I sleep, I dream that I am outside a Samaritans centre not daring to go in or phone, I dream that my older sister a year older than me is there beside me, supercilious and sneering at me as ever, she asks me how to get a ferry to the island, we are looking at Baffins pond in Portsmouth but it is also the sea, I tell her the water is too shallow and she can get a bus, the ferry out on the lake obligingly turns into a bus and drives out of the water to stop beside us.
I wake up sad, my family is gone forever, I am not part of them and our childhood forced together is gone, my sister a year older than me made every waking day hell for me because I was born a year after her and took mum's attention from her. But now I have no sister.
someone stumbles into the kitchen and sees me on the floor and stumbles out again, I call after them that it is their kitchen and they should just walk round me, but no-one returns, no-one disturbed me or tried to molest me in the night, and now it is nearly 10am on Sunday, it was gone midnight that I got to sleep and I am still tired.
my bones are aching, I slept cold and wet and my hair is sticking up, I go to the bathroom and try to wet it down, I put on deodourant but I wouldn't dare to shower here, there is no sign of life from the bedrooms and I am not going to try to wake anyone, I creep out of the house into the rain and head for church.

Mass is pretty standard, and afterwards I chat to the people who welcomed me at film club on Friday. Another lady introduces herself, she has M.E. but she says that if I want to then I can sleep at her house tonight, this sounds like an excellent idea, she needs some rest before I get there, so I will go back to her house later.
I go to the Salvation Army as I have been invited for a coffee, I am shown round and made welcome, I think I left my jumper there.

I go to the homeless meal at another church, but there are some aggressive women there and I really am not in the mood for a fight, I leave before I burst into tears and I wander until I am lost, i come upon a little Christian mission chapel where they are celebrating communion, they invite me and I join in, afterwards over a cup of tea they find out I am homeless and make me a food parcel, they tell me that they have a drop in service on wednesday and thursday, and I am welcome.
I feel better, and they direct me back towards where I need to go, I head back and go to the house where I am going to stay the night, I am welcomed and well fed and I have a much needed bath and an early night, and despite the distress of the church ripping through me I sleep for almost 12 hours, I have a nice brief breakfast and then head for the daycentre, at the daycentre I get talking to the staff who give me advice and helpful information.
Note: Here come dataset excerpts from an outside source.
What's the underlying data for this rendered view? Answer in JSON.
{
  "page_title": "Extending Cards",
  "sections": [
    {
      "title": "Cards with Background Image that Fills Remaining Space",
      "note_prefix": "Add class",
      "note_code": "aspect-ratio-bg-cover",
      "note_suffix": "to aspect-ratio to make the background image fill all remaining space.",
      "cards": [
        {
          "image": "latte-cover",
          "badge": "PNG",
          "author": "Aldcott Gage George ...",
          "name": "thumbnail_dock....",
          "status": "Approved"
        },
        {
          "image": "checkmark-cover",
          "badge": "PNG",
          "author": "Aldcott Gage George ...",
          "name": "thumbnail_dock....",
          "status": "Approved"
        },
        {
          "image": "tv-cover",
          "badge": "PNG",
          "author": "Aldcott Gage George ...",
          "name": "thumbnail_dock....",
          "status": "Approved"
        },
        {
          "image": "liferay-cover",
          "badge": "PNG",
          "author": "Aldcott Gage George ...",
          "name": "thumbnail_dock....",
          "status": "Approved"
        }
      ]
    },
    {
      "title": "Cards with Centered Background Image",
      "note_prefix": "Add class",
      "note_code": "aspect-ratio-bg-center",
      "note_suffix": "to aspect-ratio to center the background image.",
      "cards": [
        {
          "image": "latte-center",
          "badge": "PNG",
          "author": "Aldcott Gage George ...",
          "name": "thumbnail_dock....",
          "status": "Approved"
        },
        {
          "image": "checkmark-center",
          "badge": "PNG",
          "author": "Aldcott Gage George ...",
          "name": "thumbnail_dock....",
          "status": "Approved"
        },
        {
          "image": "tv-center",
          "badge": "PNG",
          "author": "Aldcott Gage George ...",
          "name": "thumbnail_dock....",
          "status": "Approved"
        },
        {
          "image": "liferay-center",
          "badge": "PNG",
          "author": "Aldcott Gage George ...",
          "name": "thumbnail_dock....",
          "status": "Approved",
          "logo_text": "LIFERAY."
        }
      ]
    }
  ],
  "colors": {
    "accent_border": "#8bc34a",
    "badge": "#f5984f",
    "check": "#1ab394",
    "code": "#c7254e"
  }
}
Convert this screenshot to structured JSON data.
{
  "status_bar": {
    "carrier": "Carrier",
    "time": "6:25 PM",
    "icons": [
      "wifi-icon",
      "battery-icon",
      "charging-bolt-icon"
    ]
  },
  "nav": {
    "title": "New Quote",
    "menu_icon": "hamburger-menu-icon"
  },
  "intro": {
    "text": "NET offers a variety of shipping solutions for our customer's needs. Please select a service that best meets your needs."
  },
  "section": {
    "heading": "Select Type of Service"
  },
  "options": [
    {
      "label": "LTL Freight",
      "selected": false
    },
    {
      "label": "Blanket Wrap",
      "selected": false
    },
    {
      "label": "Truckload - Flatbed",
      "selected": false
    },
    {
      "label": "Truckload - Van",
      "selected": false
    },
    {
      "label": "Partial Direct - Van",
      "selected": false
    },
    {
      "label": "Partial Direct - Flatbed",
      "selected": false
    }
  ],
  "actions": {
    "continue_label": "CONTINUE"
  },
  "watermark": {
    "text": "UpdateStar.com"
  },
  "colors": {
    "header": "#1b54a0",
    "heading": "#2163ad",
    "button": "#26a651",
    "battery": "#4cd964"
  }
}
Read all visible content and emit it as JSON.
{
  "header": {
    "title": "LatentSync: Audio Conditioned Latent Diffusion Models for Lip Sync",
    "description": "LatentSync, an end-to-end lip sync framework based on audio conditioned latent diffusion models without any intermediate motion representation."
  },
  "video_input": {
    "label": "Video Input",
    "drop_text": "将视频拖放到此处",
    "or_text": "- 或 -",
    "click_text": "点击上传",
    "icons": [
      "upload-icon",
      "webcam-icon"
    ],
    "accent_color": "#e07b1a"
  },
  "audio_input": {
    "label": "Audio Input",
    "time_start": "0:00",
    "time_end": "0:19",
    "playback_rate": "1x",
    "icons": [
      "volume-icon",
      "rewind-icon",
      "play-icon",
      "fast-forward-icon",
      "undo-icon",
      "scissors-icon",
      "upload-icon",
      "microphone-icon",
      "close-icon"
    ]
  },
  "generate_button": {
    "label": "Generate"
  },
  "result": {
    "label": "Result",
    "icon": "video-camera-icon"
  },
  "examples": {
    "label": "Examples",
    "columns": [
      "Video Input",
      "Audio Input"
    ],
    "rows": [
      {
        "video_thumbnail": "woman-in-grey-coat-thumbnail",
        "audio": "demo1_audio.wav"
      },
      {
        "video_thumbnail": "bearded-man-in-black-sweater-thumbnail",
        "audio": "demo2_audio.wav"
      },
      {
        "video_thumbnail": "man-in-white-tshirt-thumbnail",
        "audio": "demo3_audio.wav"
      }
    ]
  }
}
I go over to the jobcentre and they very swiftly transfer my claim to this benefits office, too easily, it is normally a hell of a process.
I go back to the daycentre, there are cakes there, this seems to be the norm. Then they book a lunch for me, they seem keen for me to have credit for food. It is a big lunch and I start to bring it back up almost straight away, I take a sickness tablet and bring that up as well.

I go to the homeless medical centre and they register me, I hate the thought of making myself traceable and vulnerable like this but if I need treatment then I need treatment.